Obama's own Attorney General Eric Holder strongly opposed this Congressional measure. Josh Gerstein explains at Politico.com: "In a letter to the Senate leadership dated December 9, 2010, Attorney General Eric Holder warned that this provision would 'set a dangerous precedent with serious implications for the impartial administration of justice.' The Attorney General further stated that, by restricting the discretion of the executive branch to prosecute terrorists in Article III courts, Congress would 'tie the hands of the President and his national security advisers' and would be 'taking away one of our most potent weapons in the fight against terrorism.'"

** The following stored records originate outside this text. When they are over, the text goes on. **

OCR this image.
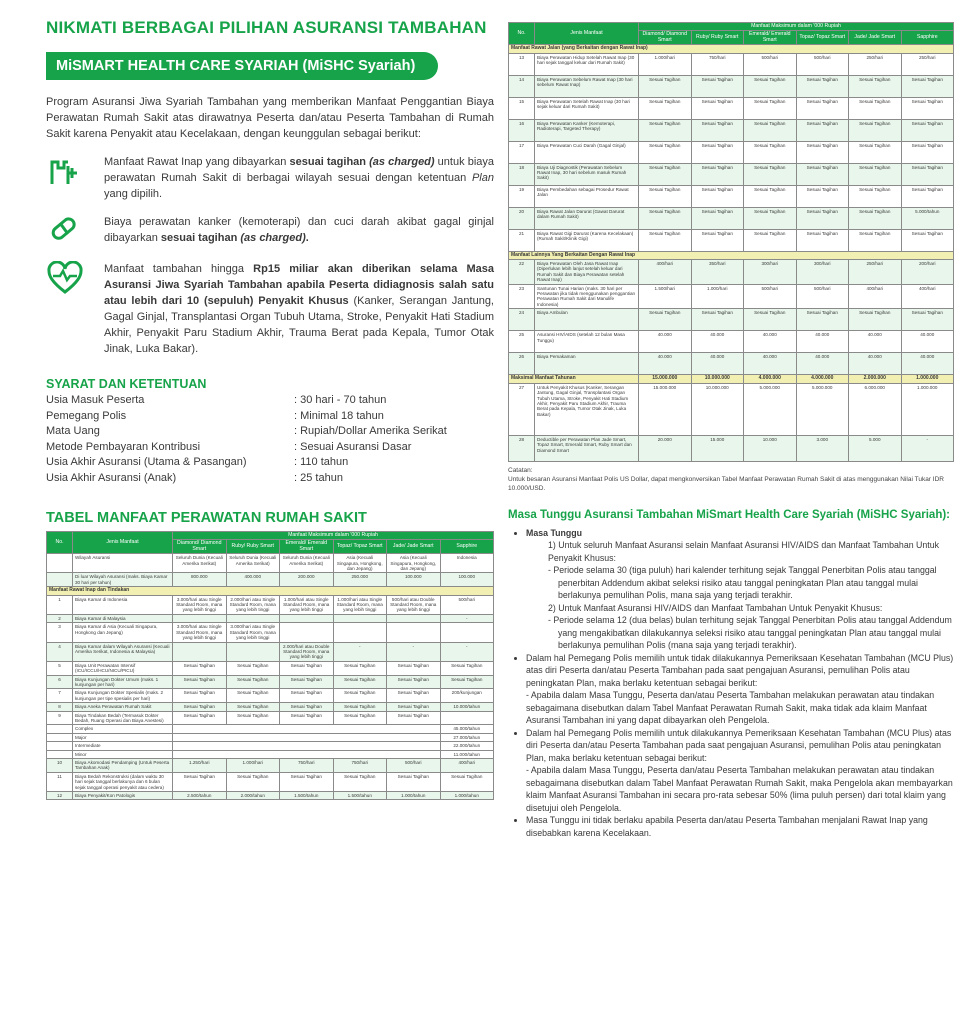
NIKMATI BERBAGAI PILIHAN ASURANSI TAMBAHAN
MiSMART HEALTH CARE SYARIAH (MiSHC Syariah)
Program Asuransi Jiwa Syariah Tambahan yang memberikan Manfaat Penggantian Biaya Perawatan Rumah Sakit atas dirawatnya Peserta dan/atau Peserta Tambahan di Rumah Sakit karena Penyakit atau Kecelakaan, dengan keunggulan sebagai berikut:
Manfaat Rawat Inap yang dibayarkan sesuai tagihan (as charged) untuk biaya perawatan Rumah Sakit di berbagai wilayah sesuai dengan ketentuan Plan yang dipilih.
Biaya perawatan kanker (kemoterapi) dan cuci darah akibat gagal ginjal dibayarkan sesuai tagihan (as charged).
Manfaat tambahan hingga Rp15 miliar akan diberikan selama Masa Asuransi Jiwa Syariah Tambahan apabila Peserta didiagnosis salah satu atau lebih dari 10 (sepuluh) Penyakit Khusus (Kanker, Serangan Jantung, Gagal Ginjal, Transplantasi Organ Tubuh Utama, Stroke, Penyakit Hati Stadium Akhir, Penyakit Paru Stadium Akhir, Trauma Berat pada Kepala, Tumor Otak Jinak, Luka Bakar).
SYARAT DAN KETENTUAN
Usia Masuk Peserta	: 30 hari - 70 tahun
Pemegang Polis	: Minimal 18 tahun
Mata Uang	: Rupiah/Dollar Amerika Serikat
Metode Pembayaran Kontribusi	: Sesuai Asuransi Dasar
Usia Akhir Asuransi (Utama & Pasangan)	: 110 tahun
Usia Akhir Asuransi (Anak)	: 25 tahun
TABEL MANFAAT PERAWATAN RUMAH SAKIT
No.	Jenis Manfaat	Manfaat Maksimum dalam '000 Rupiah					
		Diamond/ Diamond Smart	Ruby/ Ruby Smart	Emerald/ Emerald Smart	Topaz/ Topaz Smart	Jade/ Jade Smart	Sapphire
	Wilayah Asuransi	Seluruh Dunia (Kecuali Amerika Serikat)	Seluruh Dunia (Kecuali Amerika Serikat)	Seluruh Dunia (Kecuali Amerika Serikat)	Asia (Kecuali Singapura, Hongkong, dan Jepang)	Asia (Kecuali Singapura, Hongkong, dan Jepang)	Indonesia
	Di luar Wilayah Asuransi (maks. Biaya Kamar 30 hari per tahun)	800.000	400.000	200.000	250.000	100.000	100.000
Manfaat Rawat Inap dan Tindakan							
1	Biaya Kamar di Indonesia	3.000/hari atau Single Standard Room, mana yang lebih tinggi	2.000/hari atau Single Standard Room, mana yang lebih tinggi	1.000/hari atau Single Standard Room, mana yang lebih tinggi	1.000/hari atau Single Standard Room, mana yang lebih tinggi	500/hari atau Double Standard Room, mana yang lebih tinggi	500/hari
2	Biaya Kamar di Malaysia						-
3	Biaya Kamar di Asia (Kecuali Singapura, Hongkong dan Jepang)	3.000/hari atau Single Standard Room, mana yang lebih tinggi	3.000/hari atau Single Standard Room, mana yang lebih tinggi				
4	Biaya Kamar dalam Wilayah Asuransi (Kecuali Amerika Serikat, Indonesia & Malaysia)			2.000/hari atau Double Standard Room, mana yang lebih tinggi	-	-	-
5	Biaya Unit Perawatan Intensif (ICU/ICCU/HCU/NICU/PICU)	Sesuai Tagihan	Sesuai Tagihan	Sesuai Tagihan	Sesuai Tagihan	Sesuai Tagihan	Sesuai Tagihan
6	Biaya Kunjungan Dokter Umum (maks. 1 kunjungan per hari)	Sesuai Tagihan	Sesuai Tagihan	Sesuai Tagihan	Sesuai Tagihan	Sesuai Tagihan	Sesuai Tagihan
7	Biaya Kunjungan Dokter Spesialis (maks. 2 kunjungan per tipe spesialis per hari)	Sesuai Tagihan	Sesuai Tagihan	Sesuai Tagihan	Sesuai Tagihan	Sesuai Tagihan	200/kunjungan
8	Biaya Aneka Perawatan Rumah Sakit	Sesuai Tagihan	Sesuai Tagihan	Sesuai Tagihan	Sesuai Tagihan	Sesuai Tagihan	10.000/tahun
9	Biaya Tindakan Bedah (Termasuk Dokter Bedah, Ruang Operasi dan Biaya Anestesi)	Sesuai Tagihan	Sesuai Tagihan	Sesuai Tagihan	Sesuai Tagihan	Sesuai Tagihan	
	Complex						45.000/tahun
	Major						27.000/tahun
	Intermediate						22.000/tahun
	Minor						11.000/tahun
10	Biaya Akomodasi Pendamping (Untuk Peserta Tambahan Anak)	1.250/hari	1.000/hari	750/hari	750/hari	500/hari	400/hari
11	Biaya Bedah Rekonstruksi (dalam waktu 30 hari sejak tanggal berlakunya dan 6 bulan sejak tanggal operasi penyakit atau cedera)	Sesuai Tagihan	Sesuai Tagihan	Sesuai Tagihan	Sesuai Tagihan	Sesuai Tagihan	Sesuai Tagihan
12	Biaya Penyakit/Kon Patologis	2.500/tahun	2.000/tahun	1.500/tahun	1.500/tahun	1.000/tahun	1.000/tahun
No.	Jenis Manfaat	Manfaat Maksimum dalam '000 Rupiah					
		Diamond/ Diamond Smart	Ruby/ Ruby Smart	Emerald/ Emerald Smart	Topaz/ Topaz Smart	Jade/ Jade Smart	Sapphire
Manfaat Rawat Jalan (yang Berkaitan dengan Rawat Inap)							
13	Biaya Perawatan Hidup Setelah Rawat Inap (30 hari sejak tanggal keluar dari Rumah Sakit)	1.000/hari	750/hari	500/hari	500/hari	250/hari	250/hari
14	Biaya Perawatan Sebelum Rawat Inap (30 hari sebelum Rawat Inap)	Sesuai Tagihan	Sesuai Tagihan	Sesuai Tagihan	Sesuai Tagihan	Sesuai Tagihan	Sesuai Tagihan
15	Biaya Perawatan Setelah Rawat Inap (30 hari sejak keluar dari Rumah Sakit)	Sesuai Tagihan	Sesuai Tagihan	Sesuai Tagihan	Sesuai Tagihan	Sesuai Tagihan	Sesuai Tagihan
16	Biaya Perawatan Kanker (Kemoterapi, Radioterapi, Targeted Therapy)	Sesuai Tagihan	Sesuai Tagihan	Sesuai Tagihan	Sesuai Tagihan	Sesuai Tagihan	Sesuai Tagihan
17	Biaya Perawatan Cuci Darah (Gagal Ginjal)	Sesuai Tagihan	Sesuai Tagihan	Sesuai Tagihan	Sesuai Tagihan	Sesuai Tagihan	Sesuai Tagihan
18	Biaya Uji Diagnostik (Perawatan Sebelum Rawat Inap, 30 hari sebelum masuk Rumah Sakit)	Sesuai Tagihan	Sesuai Tagihan	Sesuai Tagihan	Sesuai Tagihan	Sesuai Tagihan	Sesuai Tagihan
19	Biaya Pembedahan sebagai Prosedur Rawat Jalan	Sesuai Tagihan	Sesuai Tagihan	Sesuai Tagihan	Sesuai Tagihan	Sesuai Tagihan	Sesuai Tagihan
20	Biaya Rawat Jalan Darurat (Gawat Darurat dalam Rumah Sakit)	Sesuai Tagihan	Sesuai Tagihan	Sesuai Tagihan	Sesuai Tagihan	Sesuai Tagihan	5.000/tahun
21	Biaya Rawat Gigi Darurat (Karena Kecelakaan) (Rumah Sakit/Klinik Gigi)	Sesuai Tagihan	Sesuai Tagihan	Sesuai Tagihan	Sesuai Tagihan	Sesuai Tagihan	Sesuai Tagihan
Manfaat Lainnya Yang Berkaitan Dengan Rawat Inap							
22	Biaya Perawatan Oleh Jasa Rawat Inap (Diperlukan lebih lanjut setelah keluar dari Rumah Sakit dan Biaya Perawatan setelah Rawat Inap)	400/hari	350/hari	300/hari	300/hari	250/hari	200/hari
23	Santunan Tunai Harian (maks. 30 hari per Perawatan jika tidak menggunakan penggantian Perawatan Rumah Sakit dari Manulife Indonesia)	1.500/hari	1.000/hari	500/hari	500/hari	400/hari	400/hari
24	Biaya Ambulan	Sesuai Tagihan	Sesuai Tagihan	Sesuai Tagihan	Sesuai Tagihan	Sesuai Tagihan	Sesuai Tagihan
25	Asuransi HIV/AIDS (setelah 12 bulan Masa Tunggu)	40.000	40.000	40.000	40.000	40.000	40.000
26	Biaya Pemakaman	40.000	40.000	40.000	40.000	40.000	40.000
Maksimal Manfaat Tahunan		15.000.000	10.000.000	4.000.000	4.000.000	2.000.000	1.000.000
27	Untuk Penyakit Khusus (Kanker, Serangan Jantung, Gagal Ginjal, Transplantasi Organ Tubuh Utama, Stroke, Penyakit Hati Stadium Akhir, Penyakit Paru Stadium Akhir, Trauma Berat pada Kepala, Tumor Otak Jinak, Luka Bakar)	15.000.000	10.000.000	5.000.000	5.000.000	6.000.000	1.000.000
28	Deductible per Perawatan Plan Jade Smart, Topaz Smart, Emerald Smart, Ruby Smart dan Diamond Smart	20.000	15.000	10.000	3.000	5.000	-
Catatan:
Untuk besaran Asuransi Manfaat Polis US Dollar, dapat mengkonversikan Tabel Manfaat Perawatan Rumah Sakit di atas menggunakan Nilai Tukar IDR 10.000/USD.
Masa Tunggu Asuransi Tambahan MiSmart Health Care Syariah (MiSHC Syariah):
• Masa Tunggu
1) Untuk seluruh Manfaat Asuransi selain Manfaat Asuransi HIV/AIDS dan Manfaat Tambahan Untuk Penyakit Khusus:
- Periode selama 30 (tiga puluh) hari kalender terhitung sejak Tanggal Penerbitan Polis atau tanggal penerbitan Addendum akibat seleksi risiko atau tanggal peningkatan Plan atau tanggal mulai berlakunya pemulihan Polis, mana saja yang terjadi terakhir.
2) Untuk Manfaat Asuransi HIV/AIDS dan Manfaat Tambahan Untuk Penyakit Khusus:
- Periode selama 12 (dua belas) bulan terhitung sejak Tanggal Penerbitan Polis atau tanggal Addendum yang mengakibatkan dilakukannya seleksi risiko atau tanggal peningkatan Plan atau tanggal mulai berlakunya pemulihan Polis (mana saja yang terjadi terakhir).
• Dalam hal Pemegang Polis memilih untuk tidak dilakukannya Pemeriksaan Kesehatan Tambahan (MCU Plus) atas diri Peserta dan/atau Peserta Tambahan pada saat pengajuan Asuransi, pemulihan Polis atau peningkatan Plan, maka berlaku ketentuan sebagai berikut:
- Apabila dalam Masa Tunggu, Peserta dan/atau Peserta Tambahan melakukan perawatan atau tindakan sebagaimana disebutkan dalam Tabel Manfaat Perawatan Rumah Sakit, maka tidak ada klaim Manfaat Asuransi Tambahan ini yang dapat dibayarkan oleh Pengelola.
• Dalam hal Pemegang Polis memilih untuk dilakukannya Pemeriksaan Kesehatan Tambahan (MCU Plus) atas diri Peserta dan/atau Peserta Tambahan pada saat pengajuan Asuransi, pemulihan Polis atau peningkatan Plan, maka berlaku ketentuan sebagai berikut:
- Apabila dalam Masa Tunggu, Peserta dan/atau Peserta Tambahan melakukan perawatan atau tindakan sebagaimana disebutkan dalam Tabel Manfaat Perawatan Rumah Sakit, maka Pengelola akan membayarkan klaim Manfaat Asuransi Tambahan ini secara pro-rata sebesar 50% (lima puluh persen) dari total klaim yang disetujui oleh Pengelola.
• Masa Tunggu ini tidak berlaku apabila Peserta dan/atau Peserta Tambahan menjalani Rawat Inap yang disebabkan karena Kecelakaan.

Elisa Massimino, President and CEO of Human Rights First, pointed out that by keeping the detainees at Guantanamo and subjecting them to the questionable military commissions, the terrorists are winning, in a way: "The victims of 9/11 and the American public deserve to see justice done, and the best way to achieve that is by prosecuting these men in a credible criminal justice system where the focus will be on their culpability, not on the legitimacy or fairness of the proceedings. Moving these cases out of military commissions and into the federal courts [would be] smart counter-terrorism strategy. It treats the perpetrators as the criminals they are and deprives them of the warrior status they crave. This is an important distinction and [would] help thwart their ability to recruit others to their cause."
But it seems as though Congress doesn't care about practicalities in the "war on terror". They just seem to want to look tough, no matter what the cost.
And Obama just seems to want to make the other side happy, no matter what the cost.